Robot Bounded In Circle

In this problem, we want to determine whether a robot, following a given sequence of instructions repeatedly, will move in a bounded circle.

Solution

To find if the robot is bounded by a circle, we need to observe if it eventually returns to the starting position or faces any other direction except north after executing the instructions once. If either of these conditions is met, it is guaranteed that repeating the instructions will keep the robot bounded in a circle.

 1
 2
 3
 4
 5
 6
 7
 8
 9
10
11
12
13
14
15
16
17
18
19
20
21
22
23
24

class Solution:
    def isRobotBounded(self, instructions: str) -> bool:
        # Define initial direction (0: north, 1: east, 2: south, 3: west)
        direction = 0

        # Define the changes in x and y coordinates for each direction
        moves = [(0, 1), (1, 0), (0, -1), (-1, 0)]

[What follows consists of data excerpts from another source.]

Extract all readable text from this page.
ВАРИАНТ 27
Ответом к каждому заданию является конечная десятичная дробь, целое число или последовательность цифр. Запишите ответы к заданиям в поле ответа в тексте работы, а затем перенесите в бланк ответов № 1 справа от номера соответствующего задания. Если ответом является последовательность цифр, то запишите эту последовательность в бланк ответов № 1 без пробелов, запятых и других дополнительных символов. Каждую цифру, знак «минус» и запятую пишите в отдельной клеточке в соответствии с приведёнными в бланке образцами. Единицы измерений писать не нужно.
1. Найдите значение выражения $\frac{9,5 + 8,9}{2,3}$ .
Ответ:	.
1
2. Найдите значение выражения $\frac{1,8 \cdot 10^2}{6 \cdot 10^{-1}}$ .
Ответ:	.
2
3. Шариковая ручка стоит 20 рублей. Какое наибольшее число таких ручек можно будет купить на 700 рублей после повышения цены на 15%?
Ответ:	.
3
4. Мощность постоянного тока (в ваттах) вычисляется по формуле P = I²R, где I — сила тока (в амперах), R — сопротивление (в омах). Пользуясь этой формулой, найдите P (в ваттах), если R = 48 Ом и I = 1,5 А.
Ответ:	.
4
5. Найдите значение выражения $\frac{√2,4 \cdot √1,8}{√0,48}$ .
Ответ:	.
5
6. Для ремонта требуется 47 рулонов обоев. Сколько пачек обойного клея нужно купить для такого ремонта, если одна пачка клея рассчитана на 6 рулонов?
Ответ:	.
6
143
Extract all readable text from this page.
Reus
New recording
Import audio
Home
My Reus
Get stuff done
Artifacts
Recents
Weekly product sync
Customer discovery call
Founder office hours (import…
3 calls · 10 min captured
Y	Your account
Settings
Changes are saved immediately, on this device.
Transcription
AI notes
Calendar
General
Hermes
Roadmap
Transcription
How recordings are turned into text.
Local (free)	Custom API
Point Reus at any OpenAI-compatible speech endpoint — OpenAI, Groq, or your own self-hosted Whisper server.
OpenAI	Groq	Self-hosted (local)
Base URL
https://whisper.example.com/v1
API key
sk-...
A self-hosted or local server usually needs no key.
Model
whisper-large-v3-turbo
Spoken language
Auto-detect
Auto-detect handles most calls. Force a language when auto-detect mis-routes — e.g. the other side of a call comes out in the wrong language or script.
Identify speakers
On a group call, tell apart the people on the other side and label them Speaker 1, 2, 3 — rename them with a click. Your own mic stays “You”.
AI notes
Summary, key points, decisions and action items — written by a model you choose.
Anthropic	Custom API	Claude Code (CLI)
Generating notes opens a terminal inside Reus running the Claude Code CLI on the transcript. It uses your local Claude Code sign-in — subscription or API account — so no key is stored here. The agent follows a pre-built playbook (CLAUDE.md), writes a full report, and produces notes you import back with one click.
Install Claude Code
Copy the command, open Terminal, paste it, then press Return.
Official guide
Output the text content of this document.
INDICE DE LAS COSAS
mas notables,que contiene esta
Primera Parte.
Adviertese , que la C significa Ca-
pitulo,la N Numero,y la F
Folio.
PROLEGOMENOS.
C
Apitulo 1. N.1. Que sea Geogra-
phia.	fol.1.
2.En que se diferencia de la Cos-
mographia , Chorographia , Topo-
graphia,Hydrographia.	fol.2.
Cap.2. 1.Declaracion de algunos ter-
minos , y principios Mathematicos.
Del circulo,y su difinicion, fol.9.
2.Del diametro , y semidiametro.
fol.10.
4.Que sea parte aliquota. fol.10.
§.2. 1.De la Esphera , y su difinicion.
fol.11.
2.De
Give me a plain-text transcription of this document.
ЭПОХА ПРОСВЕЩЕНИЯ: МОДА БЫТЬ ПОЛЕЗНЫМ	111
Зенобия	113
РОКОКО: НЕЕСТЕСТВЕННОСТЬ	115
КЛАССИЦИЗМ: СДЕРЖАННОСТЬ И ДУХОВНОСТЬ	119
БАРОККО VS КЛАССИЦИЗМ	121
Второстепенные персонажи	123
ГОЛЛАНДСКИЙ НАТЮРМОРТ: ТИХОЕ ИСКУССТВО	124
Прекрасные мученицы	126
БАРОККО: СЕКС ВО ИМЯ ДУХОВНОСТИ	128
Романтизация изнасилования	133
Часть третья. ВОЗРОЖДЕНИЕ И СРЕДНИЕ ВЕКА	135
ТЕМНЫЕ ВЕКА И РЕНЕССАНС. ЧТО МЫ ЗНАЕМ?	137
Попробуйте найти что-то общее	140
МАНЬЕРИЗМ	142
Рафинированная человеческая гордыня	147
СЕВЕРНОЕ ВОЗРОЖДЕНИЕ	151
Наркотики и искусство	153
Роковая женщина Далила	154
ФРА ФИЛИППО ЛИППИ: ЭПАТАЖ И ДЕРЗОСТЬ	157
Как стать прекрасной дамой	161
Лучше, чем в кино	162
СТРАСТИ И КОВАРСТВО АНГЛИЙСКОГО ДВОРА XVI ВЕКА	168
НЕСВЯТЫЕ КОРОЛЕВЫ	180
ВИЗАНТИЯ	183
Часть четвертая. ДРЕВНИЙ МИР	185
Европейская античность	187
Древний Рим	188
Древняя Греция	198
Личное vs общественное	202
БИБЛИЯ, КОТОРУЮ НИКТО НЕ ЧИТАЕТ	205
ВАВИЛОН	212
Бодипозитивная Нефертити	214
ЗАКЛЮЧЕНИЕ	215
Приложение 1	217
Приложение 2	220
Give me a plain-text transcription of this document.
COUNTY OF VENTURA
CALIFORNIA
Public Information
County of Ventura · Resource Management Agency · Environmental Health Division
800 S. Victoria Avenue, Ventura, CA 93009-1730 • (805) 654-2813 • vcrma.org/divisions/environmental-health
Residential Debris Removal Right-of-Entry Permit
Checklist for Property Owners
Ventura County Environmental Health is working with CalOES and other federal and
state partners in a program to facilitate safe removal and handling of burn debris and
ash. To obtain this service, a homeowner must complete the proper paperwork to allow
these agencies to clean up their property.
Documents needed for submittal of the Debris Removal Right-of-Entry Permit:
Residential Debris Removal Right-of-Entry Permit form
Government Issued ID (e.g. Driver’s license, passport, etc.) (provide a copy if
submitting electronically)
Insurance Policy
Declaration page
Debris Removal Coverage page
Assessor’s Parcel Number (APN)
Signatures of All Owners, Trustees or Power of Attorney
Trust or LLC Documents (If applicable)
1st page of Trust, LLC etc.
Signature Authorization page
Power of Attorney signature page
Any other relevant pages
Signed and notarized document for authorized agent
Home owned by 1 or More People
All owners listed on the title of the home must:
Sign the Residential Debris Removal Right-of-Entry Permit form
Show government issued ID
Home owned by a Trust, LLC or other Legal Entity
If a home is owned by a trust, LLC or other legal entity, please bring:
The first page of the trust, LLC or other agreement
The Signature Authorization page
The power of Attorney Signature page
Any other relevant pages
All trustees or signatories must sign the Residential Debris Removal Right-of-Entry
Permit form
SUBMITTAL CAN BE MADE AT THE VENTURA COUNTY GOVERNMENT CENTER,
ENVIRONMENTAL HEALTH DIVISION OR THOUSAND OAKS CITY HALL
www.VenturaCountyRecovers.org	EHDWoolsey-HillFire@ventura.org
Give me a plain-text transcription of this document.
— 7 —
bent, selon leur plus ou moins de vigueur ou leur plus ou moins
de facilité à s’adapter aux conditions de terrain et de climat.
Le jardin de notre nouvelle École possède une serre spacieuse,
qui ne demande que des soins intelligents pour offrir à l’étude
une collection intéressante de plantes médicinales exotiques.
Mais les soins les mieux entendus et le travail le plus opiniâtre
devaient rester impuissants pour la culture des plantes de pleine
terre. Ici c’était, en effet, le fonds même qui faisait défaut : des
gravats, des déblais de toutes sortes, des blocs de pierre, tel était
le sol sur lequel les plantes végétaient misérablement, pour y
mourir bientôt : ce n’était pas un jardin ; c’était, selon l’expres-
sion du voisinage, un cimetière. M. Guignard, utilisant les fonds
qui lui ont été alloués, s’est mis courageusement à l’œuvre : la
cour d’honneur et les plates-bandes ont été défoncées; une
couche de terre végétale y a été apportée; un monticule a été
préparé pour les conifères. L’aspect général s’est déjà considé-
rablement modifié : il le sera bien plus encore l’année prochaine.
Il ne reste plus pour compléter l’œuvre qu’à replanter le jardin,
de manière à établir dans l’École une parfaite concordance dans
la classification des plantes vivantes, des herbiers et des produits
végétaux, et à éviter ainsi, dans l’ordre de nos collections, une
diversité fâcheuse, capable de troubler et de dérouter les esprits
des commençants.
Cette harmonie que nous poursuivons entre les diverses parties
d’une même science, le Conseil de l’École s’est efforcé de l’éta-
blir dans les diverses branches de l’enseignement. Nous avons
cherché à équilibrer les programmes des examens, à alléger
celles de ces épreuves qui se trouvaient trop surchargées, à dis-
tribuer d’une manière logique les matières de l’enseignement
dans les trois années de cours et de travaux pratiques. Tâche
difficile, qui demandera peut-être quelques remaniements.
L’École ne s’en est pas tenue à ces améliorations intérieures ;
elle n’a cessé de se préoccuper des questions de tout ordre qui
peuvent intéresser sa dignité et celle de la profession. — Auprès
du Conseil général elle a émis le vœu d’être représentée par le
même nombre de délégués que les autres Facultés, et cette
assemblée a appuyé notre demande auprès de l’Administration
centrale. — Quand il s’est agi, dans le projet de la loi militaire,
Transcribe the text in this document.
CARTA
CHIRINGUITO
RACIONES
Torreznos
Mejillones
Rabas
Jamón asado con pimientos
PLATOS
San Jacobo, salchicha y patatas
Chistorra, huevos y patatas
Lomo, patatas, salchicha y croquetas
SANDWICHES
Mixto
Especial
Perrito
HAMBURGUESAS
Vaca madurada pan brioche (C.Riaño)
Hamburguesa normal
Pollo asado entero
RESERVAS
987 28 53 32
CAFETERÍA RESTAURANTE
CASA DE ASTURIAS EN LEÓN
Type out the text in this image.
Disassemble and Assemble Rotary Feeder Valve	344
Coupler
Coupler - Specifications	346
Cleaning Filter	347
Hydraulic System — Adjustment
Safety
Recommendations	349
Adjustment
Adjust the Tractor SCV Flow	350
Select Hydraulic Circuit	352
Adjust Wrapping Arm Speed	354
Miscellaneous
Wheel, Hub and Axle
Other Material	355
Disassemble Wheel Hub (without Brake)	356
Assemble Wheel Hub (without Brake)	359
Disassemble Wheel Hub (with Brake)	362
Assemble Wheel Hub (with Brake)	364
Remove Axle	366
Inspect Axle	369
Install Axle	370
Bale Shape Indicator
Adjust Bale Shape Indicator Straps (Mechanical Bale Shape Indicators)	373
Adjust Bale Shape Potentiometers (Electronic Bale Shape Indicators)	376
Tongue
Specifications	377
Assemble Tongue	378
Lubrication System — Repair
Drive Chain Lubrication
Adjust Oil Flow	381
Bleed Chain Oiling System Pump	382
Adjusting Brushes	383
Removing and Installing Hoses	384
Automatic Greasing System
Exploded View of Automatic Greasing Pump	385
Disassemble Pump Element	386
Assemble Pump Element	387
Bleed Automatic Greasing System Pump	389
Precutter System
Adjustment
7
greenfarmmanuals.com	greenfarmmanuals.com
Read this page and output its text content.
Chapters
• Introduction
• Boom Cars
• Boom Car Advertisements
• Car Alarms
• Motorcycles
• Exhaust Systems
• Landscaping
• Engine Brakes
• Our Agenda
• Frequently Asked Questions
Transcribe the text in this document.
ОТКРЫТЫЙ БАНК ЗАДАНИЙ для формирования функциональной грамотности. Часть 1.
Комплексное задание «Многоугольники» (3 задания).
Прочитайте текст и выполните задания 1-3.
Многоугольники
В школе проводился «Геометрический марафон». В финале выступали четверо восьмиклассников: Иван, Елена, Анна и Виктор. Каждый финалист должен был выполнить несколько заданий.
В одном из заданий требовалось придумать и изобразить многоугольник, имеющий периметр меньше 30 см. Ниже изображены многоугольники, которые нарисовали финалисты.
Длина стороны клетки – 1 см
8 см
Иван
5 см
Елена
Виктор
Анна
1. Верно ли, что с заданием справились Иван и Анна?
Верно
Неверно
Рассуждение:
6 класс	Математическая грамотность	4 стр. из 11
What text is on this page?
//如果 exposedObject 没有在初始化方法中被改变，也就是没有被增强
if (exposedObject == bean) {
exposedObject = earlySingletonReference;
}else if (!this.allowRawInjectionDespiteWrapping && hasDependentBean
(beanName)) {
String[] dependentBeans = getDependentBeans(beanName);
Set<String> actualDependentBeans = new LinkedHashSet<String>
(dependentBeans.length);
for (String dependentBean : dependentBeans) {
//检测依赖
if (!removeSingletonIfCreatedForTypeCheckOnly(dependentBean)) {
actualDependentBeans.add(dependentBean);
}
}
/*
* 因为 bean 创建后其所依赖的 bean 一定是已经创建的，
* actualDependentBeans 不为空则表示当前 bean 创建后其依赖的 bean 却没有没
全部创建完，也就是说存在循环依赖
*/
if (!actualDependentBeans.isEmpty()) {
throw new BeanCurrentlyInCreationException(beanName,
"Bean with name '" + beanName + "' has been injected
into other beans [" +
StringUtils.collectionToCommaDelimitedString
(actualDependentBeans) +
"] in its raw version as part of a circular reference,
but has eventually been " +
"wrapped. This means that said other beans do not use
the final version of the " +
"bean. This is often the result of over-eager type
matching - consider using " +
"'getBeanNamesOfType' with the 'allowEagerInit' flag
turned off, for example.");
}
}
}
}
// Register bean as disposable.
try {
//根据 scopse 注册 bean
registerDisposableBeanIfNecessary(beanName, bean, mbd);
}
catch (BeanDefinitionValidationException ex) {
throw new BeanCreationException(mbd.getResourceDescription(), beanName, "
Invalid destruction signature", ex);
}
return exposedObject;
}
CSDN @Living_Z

        # Initial position of the robot
        x, y = 0, 0

        # Loop through the instructions
        for instruction in instructions:
            if instruction == 'G':
                dx, dy = moves[direction]
                x += dx
                y += dy
            elif instruction == 'L':
                direction = (direction - 1) % 4
            elif instruction == 'R':
                direction = (direction + 1) % 4

        # If the robot returns to (0,0) or faces any other direction than north, it's bounded
        return (x, y) == (0, 0) or direction != 0

Explanation

  • direction represents the current facing direction of the robot, with 0 for north, 1 for east, 2 for south, and 3 for west.
  • moves is a list containing the changes in x and y coordinates corresponding to each direction.
  • We iterate through the instructions and update the robot’s position and direction accordingly.
  • Finally, we check if the robot has returned to the starting position (0, 0) or if it faces a direction other than north. If either condition is met, we return True, meaning the robot is bounded in a circle. Otherwise, we return False.

The time complexity of this solution is O(n), where n is the length of the instructions, and the space complexity is O(1).